Que peut-on écrire sur Orwell après la magistrale biographie de Bernard Crick en 1980 ? L'essayiste et sinologue Simon Leys nous invite à réfléchir sur un point essentiel de la pensée de Georges Orwell : Il adorait le politique mais détestait la politique. Il était passionné par la façon dont les hommes arrivent à vivre en société, mais il haïssait les partis avec leurs magouilles, leurs combines, leurs ententes pratiquées toujours au détriment des individus qu'ils sont sensés défendre. C'est là le sens du sous-titre du livre de Leys : l'horreur de la politique.
Dans ce court essai, on retrouve toute la personnalité d'Orwell : sa générosité, sa liberté, son humanisme, son honnêteté, son courage. Pour lui, toute vérité est bonne à proclamer et ce vieux fond anarchiste lui a attiré beaucoup d'ennemis. Sa « révélation » se produit en 1936 pendant la guerre d'Espagne. Il est engagé avec les anarchistes. Mais il se rend très vite compte que le fanatisme de ses alliés communistes est plus fort que l'intérêt des Républicains eux-mêmes. Cette expérience lui ouvre les yeux, le marque à tout jamais et fait de lui un homme sans illusion mais jamais désabusé.
Quand Eric Blair choisit comme pseudonyme Georges Orwell, il ne s'agit pas seulement d'un déguisement ou d'une protection quelconque, il transfère sur ce personnage qui signe ses productions littéraires toutes les exigences et les qualités que doit posséder un écrivain idéal selon lui : la littérature, doit devenir le véhicule irréprochable de ses pensées.

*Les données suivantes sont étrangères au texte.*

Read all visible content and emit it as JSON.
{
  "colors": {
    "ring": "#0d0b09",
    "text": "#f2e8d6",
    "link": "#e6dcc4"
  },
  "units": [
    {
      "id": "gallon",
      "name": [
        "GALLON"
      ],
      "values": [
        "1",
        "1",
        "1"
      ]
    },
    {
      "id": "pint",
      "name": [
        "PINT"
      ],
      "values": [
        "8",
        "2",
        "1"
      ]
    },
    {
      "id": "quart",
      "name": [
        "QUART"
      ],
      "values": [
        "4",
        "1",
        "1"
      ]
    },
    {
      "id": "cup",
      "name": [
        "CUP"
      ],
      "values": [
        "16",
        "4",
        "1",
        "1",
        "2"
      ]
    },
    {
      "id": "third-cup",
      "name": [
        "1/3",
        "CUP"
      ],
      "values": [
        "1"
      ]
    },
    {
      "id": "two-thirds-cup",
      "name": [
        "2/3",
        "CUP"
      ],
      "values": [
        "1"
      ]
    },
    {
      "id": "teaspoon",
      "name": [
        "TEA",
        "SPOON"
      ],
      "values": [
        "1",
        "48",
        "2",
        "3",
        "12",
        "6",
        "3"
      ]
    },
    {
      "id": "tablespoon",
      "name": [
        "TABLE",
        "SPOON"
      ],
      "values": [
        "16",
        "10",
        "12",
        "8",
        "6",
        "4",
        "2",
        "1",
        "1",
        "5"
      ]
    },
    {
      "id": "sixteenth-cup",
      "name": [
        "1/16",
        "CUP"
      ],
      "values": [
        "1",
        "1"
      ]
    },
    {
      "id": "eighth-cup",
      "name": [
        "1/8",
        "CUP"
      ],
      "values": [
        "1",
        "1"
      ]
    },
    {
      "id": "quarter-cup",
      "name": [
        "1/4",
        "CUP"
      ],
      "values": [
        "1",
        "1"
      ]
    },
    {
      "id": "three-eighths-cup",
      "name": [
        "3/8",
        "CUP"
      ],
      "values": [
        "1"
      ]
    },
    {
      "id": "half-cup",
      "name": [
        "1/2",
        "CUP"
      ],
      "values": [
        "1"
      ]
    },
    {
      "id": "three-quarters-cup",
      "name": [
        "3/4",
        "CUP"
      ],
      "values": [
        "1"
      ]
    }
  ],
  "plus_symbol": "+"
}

En fait, l'homme et l'écrivain ne se dissocient pas, il ne peut et il ne doit y avoir qu'un minimum d'écart entre la pensée et l'action. L'homme ne peut être que le prolongement de sa pensée.
On peut considérer qu'Orwell a produit 2 types de littérature. Au début de sa vie, une littérature « journalistique » avec Les Quais de Wigan, et Hommage à la Catalogne et vers la fin de son existence, des romans : 1984 et la Ferme des Animaux. Venu à l'écriture par le journalisme, il est considéré comme le fondateur du roman-sans-fiction (bien avant Truman Capote ou Norman Mailer), mais qu'on ne s'y trompe pas, ses récits ne sont pas de simples reportages réalistes, ils sont le fruit d'une mise en scène savamment orchestrée de façon à mettre en valeur la vérité que révèle les faits dont il a été témoin. le déroulement des événements ne doit jamais constituer une contrainte pour qu'un récit soit réussi.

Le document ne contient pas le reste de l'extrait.